Video - Digital Painting Process - Haunt

A lot of times I like to screen record my digital painting process so that way I can look back at it myself and also share my process with others in hopes that it'll help. I usually only record speedpaintings because that's only an hour or 2 of video, but sometimes I'll record full illustrations.

This piece is of the character Haunt, created by Todd McFarlane. He was holding a contest for Haunt and the winner would get published in an issue of the comic. I was lucky enough to make the top 15 semi finalists along with my friend Danny Morales, but we were both unable to make finals and get published. Either way I had a lot of fun doing this piece.

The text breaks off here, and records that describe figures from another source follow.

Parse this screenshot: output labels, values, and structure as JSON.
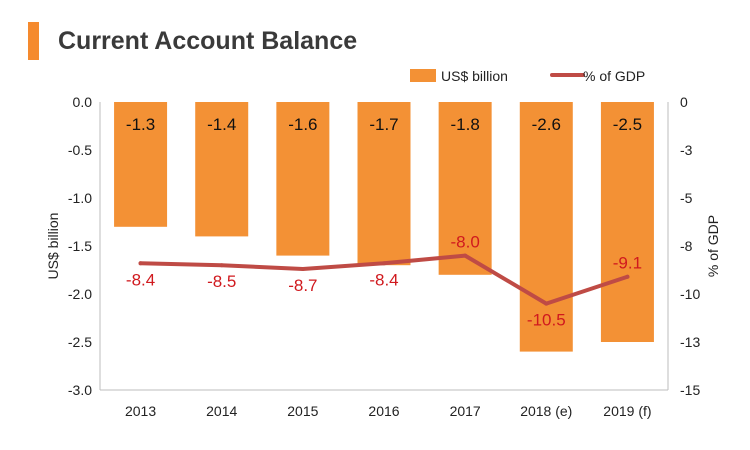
{
  "colors": {
    "title_bar": "#f58a2e",
    "bar": "#f39135",
    "line": "#bf4b45",
    "line_label": "#d0191e",
    "axis": "#bdbdbd",
    "text": "#222222"
  },
  "chart_data": {
    "type": "bar",
    "title": "Current Account Balance",
    "categories": [
      "2013",
      "2014",
      "2015",
      "2016",
      "2017",
      "2018 (e)",
      "2019 (f)"
    ],
    "series": [
      {
        "name": "US$ billion",
        "kind": "bar",
        "axis": "left",
        "values": [
          -1.3,
          -1.4,
          -1.6,
          -1.7,
          -1.8,
          -2.6,
          -2.5
        ],
        "labels": [
          "-1.3",
          "-1.4",
          "-1.6",
          "-1.7",
          "-1.8",
          "-2.6",
          "-2.5"
        ]
      },
      {
        "name": "% of GDP",
        "kind": "line",
        "axis": "right",
        "values": [
          -8.4,
          -8.5,
          -8.7,
          -8.4,
          -8.0,
          -10.5,
          -9.1
        ],
        "labels": [
          "-8.4",
          "-8.5",
          "-8.7",
          "-8.4",
          "-8.0",
          "-10.5",
          "-9.1"
        ]
      }
    ],
    "ylabel": "US$ billion",
    "ylim": [
      -3.0,
      0.0
    ],
    "yticks": [
      "0.0",
      "-0.5",
      "-1.0",
      "-1.5",
      "-2.0",
      "-2.5",
      "-3.0"
    ],
    "y2label": "% of GDP",
    "y2lim": [
      -15,
      0
    ],
    "y2ticks": [
      "0",
      "-3",
      "-5",
      "-8",
      "-10",
      "-13",
      "-15"
    ],
    "legend_position": "top-right"
  }
}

The reason I recorded this was because I wanted to show how I can paint something semi-realistic, without a "real" reference of this character. There's no Haunt movie or any realistic depictions of Haunt online so I had to improvise.

First of all, realism in art is ALWAYS based on the way light effects something. The better you can understand light, the more real you can make anything look. For example, look at any Pixar movie. They take cartoony designs and bring them into a 3D world with advanced lighting that makes the characters real and believable.

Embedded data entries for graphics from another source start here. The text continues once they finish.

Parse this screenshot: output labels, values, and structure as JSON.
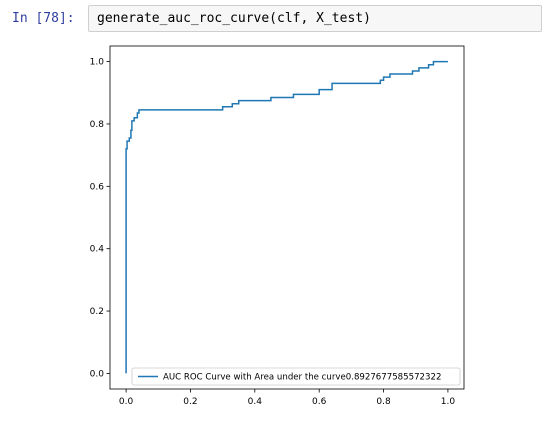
{
  "cell": {
    "prompt": "In [78]:",
    "code": "generate_auc_roc_curve(clf, X_test)"
  },
  "chart_data": {
    "type": "line",
    "title": "",
    "xlabel": "",
    "ylabel": "",
    "xlim": [
      0.0,
      1.0
    ],
    "ylim": [
      0.0,
      1.0
    ],
    "x_ticks": [
      "0.0",
      "0.2",
      "0.4",
      "0.6",
      "0.8",
      "1.0"
    ],
    "y_ticks": [
      "0.0",
      "0.2",
      "0.4",
      "0.6",
      "0.8",
      "1.0"
    ],
    "grid": false,
    "legend_position": "lower-right",
    "series": [
      {
        "name": "AUC ROC Curve with Area under the curve0.8927677585572322",
        "color": "#1f77b4",
        "x": [
          0.0,
          0.0,
          0.003,
          0.003,
          0.01,
          0.01,
          0.015,
          0.015,
          0.018,
          0.018,
          0.025,
          0.025,
          0.035,
          0.035,
          0.04,
          0.04,
          0.3,
          0.3,
          0.33,
          0.33,
          0.35,
          0.35,
          0.45,
          0.45,
          0.52,
          0.52,
          0.6,
          0.6,
          0.64,
          0.64,
          0.79,
          0.79,
          0.8,
          0.8,
          0.82,
          0.82,
          0.89,
          0.89,
          0.91,
          0.91,
          0.94,
          0.94,
          0.955,
          0.955,
          1.0
        ],
        "y": [
          0.0,
          0.72,
          0.72,
          0.745,
          0.745,
          0.755,
          0.755,
          0.78,
          0.78,
          0.81,
          0.81,
          0.82,
          0.82,
          0.835,
          0.835,
          0.845,
          0.845,
          0.855,
          0.855,
          0.865,
          0.865,
          0.875,
          0.875,
          0.885,
          0.885,
          0.895,
          0.895,
          0.91,
          0.91,
          0.93,
          0.93,
          0.94,
          0.94,
          0.95,
          0.95,
          0.96,
          0.96,
          0.97,
          0.97,
          0.98,
          0.98,
          0.99,
          0.99,
          1.0,
          1.0
        ]
      }
    ]
  }
}
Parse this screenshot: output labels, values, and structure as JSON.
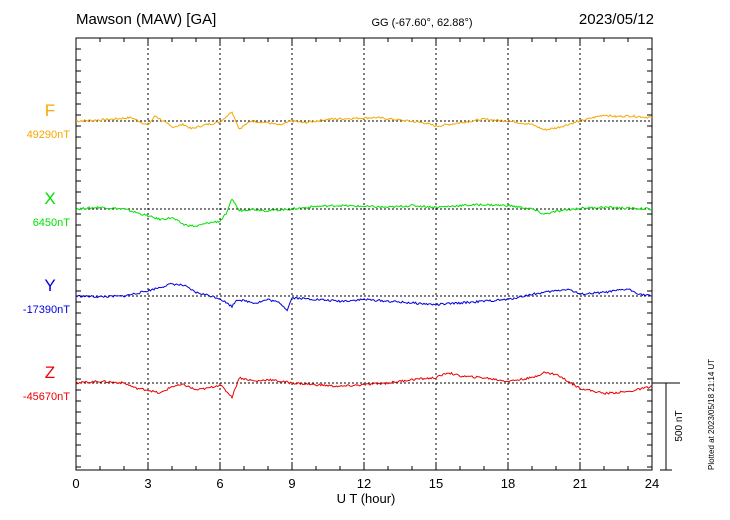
{
  "header": {
    "station": "Mawson (MAW)  [GA]",
    "coords": "GG (-67.60°,  62.88°)",
    "date": "2023/05/12"
  },
  "footer": {
    "plotted": "Plotted at 2023/05/18 21:14 UT"
  },
  "chart_data": {
    "type": "line",
    "xlabel": "U T (hour)",
    "xlim": [
      0,
      24
    ],
    "xticks": [
      0,
      3,
      6,
      9,
      12,
      15,
      18,
      21,
      24
    ],
    "scale_bar": {
      "label": "500 nT",
      "value_nT": 500
    },
    "grid": "dotted vertical every 3 hours, dotted baseline per component",
    "series": [
      {
        "name": "F",
        "baseline": "49290nT",
        "color": "#f5a800",
        "points_nT": [
          [
            0,
            0
          ],
          [
            1.0,
            6
          ],
          [
            1.5,
            10
          ],
          [
            2.3,
            20
          ],
          [
            3.0,
            -25
          ],
          [
            3.3,
            30
          ],
          [
            4.0,
            -35
          ],
          [
            4.5,
            -20
          ],
          [
            4.8,
            -45
          ],
          [
            5.3,
            -25
          ],
          [
            6.0,
            -5
          ],
          [
            6.5,
            55
          ],
          [
            6.8,
            -45
          ],
          [
            7.3,
            0
          ],
          [
            8.0,
            -10
          ],
          [
            8.5,
            -25
          ],
          [
            9.0,
            0
          ],
          [
            9.5,
            -10
          ],
          [
            10.5,
            10
          ],
          [
            11.5,
            15
          ],
          [
            12.5,
            20
          ],
          [
            13.5,
            5
          ],
          [
            14.5,
            -10
          ],
          [
            15.0,
            -30
          ],
          [
            16.0,
            -10
          ],
          [
            17.0,
            10
          ],
          [
            18.0,
            0
          ],
          [
            19.0,
            -20
          ],
          [
            19.5,
            -50
          ],
          [
            20.0,
            -40
          ],
          [
            21.0,
            0
          ],
          [
            22.0,
            35
          ],
          [
            22.5,
            25
          ],
          [
            23.0,
            30
          ],
          [
            24.0,
            20
          ]
        ]
      },
      {
        "name": "X",
        "baseline": "6450nT",
        "color": "#00e000",
        "points_nT": [
          [
            0,
            0
          ],
          [
            1.0,
            10
          ],
          [
            2.0,
            0
          ],
          [
            3.0,
            -40
          ],
          [
            3.5,
            -60
          ],
          [
            4.0,
            -50
          ],
          [
            4.5,
            -90
          ],
          [
            5.0,
            -100
          ],
          [
            5.5,
            -80
          ],
          [
            6.0,
            -70
          ],
          [
            6.3,
            -20
          ],
          [
            6.5,
            60
          ],
          [
            6.8,
            -10
          ],
          [
            7.3,
            0
          ],
          [
            8.0,
            -10
          ],
          [
            9.0,
            0
          ],
          [
            10.0,
            15
          ],
          [
            11.0,
            20
          ],
          [
            12.0,
            15
          ],
          [
            13.0,
            10
          ],
          [
            14.0,
            20
          ],
          [
            15.0,
            10
          ],
          [
            16.0,
            20
          ],
          [
            17.0,
            25
          ],
          [
            18.0,
            20
          ],
          [
            19.0,
            0
          ],
          [
            19.5,
            -30
          ],
          [
            20.0,
            -15
          ],
          [
            21.0,
            5
          ],
          [
            22.0,
            10
          ],
          [
            23.0,
            5
          ],
          [
            24.0,
            0
          ]
        ]
      },
      {
        "name": "Y",
        "baseline": "-17390nT",
        "color": "#0000dd",
        "points_nT": [
          [
            0,
            0
          ],
          [
            1.0,
            -5
          ],
          [
            2.0,
            0
          ],
          [
            3.0,
            30
          ],
          [
            4.0,
            70
          ],
          [
            4.5,
            60
          ],
          [
            5.0,
            20
          ],
          [
            5.5,
            5
          ],
          [
            6.0,
            -15
          ],
          [
            6.5,
            -60
          ],
          [
            6.7,
            -20
          ],
          [
            7.5,
            -40
          ],
          [
            8.0,
            -20
          ],
          [
            8.5,
            -40
          ],
          [
            8.8,
            -80
          ],
          [
            9.0,
            -10
          ],
          [
            10.0,
            -20
          ],
          [
            11.0,
            -30
          ],
          [
            12.0,
            -20
          ],
          [
            13.0,
            -30
          ],
          [
            14.0,
            -40
          ],
          [
            15.0,
            -50
          ],
          [
            16.0,
            -40
          ],
          [
            17.0,
            -30
          ],
          [
            18.0,
            -20
          ],
          [
            19.0,
            10
          ],
          [
            20.0,
            30
          ],
          [
            20.5,
            40
          ],
          [
            21.0,
            10
          ],
          [
            22.0,
            20
          ],
          [
            23.0,
            40
          ],
          [
            23.5,
            10
          ],
          [
            24.0,
            0
          ]
        ]
      },
      {
        "name": "Z",
        "baseline": "-45670nT",
        "color": "#ee0000",
        "points_nT": [
          [
            0,
            0
          ],
          [
            1.0,
            10
          ],
          [
            2.0,
            0
          ],
          [
            2.5,
            -30
          ],
          [
            3.0,
            -40
          ],
          [
            3.5,
            -60
          ],
          [
            4.0,
            -20
          ],
          [
            4.5,
            -10
          ],
          [
            5.0,
            -40
          ],
          [
            5.5,
            -30
          ],
          [
            6.0,
            -10
          ],
          [
            6.5,
            -80
          ],
          [
            6.8,
            30
          ],
          [
            7.5,
            10
          ],
          [
            8.0,
            20
          ],
          [
            9.0,
            0
          ],
          [
            10.0,
            -10
          ],
          [
            11.0,
            -20
          ],
          [
            12.0,
            -10
          ],
          [
            13.0,
            0
          ],
          [
            14.0,
            20
          ],
          [
            15.0,
            30
          ],
          [
            15.5,
            60
          ],
          [
            16.0,
            40
          ],
          [
            17.0,
            30
          ],
          [
            18.0,
            10
          ],
          [
            19.0,
            30
          ],
          [
            19.5,
            60
          ],
          [
            20.0,
            50
          ],
          [
            21.0,
            -30
          ],
          [
            22.0,
            -60
          ],
          [
            23.0,
            -50
          ],
          [
            24.0,
            -20
          ]
        ]
      }
    ]
  }
}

Secondly, different textures are effected differently by lighting. This is a common mistake I see all the time. People will light metal the same way they light cloth, the same way they light leather. For this piece, before I even started I had to think about what this character is made of. I came to the conclusion that all the white parts of his costume were made of rubbery, slimy, bone matter. I came up with "liquid bone" as a way to describe it. I wanted it to look like it's strong enough to protect him, but fluid enough to morph and change and wrap around him organically. To make this texture believable, I couldn't paint it the same as I painted his skin. Because his skin is not slimy or gross. If I painted his whole body like his skin, he'd look like a dull 3D model with simple lighting and no rendering or textures. So I studied slimy, shiny gross objects. You've got to do paint studies of textures you're going to use, because this way you can get an understanding of how it works with light before you go into your painting.

So really, realism "from your head" is as simple as understanding light, and how surfaces are lit. To get better at this just takes painting different textures/lighting scenarios from life. Trying to get the colors right and light the different textured surfaces right.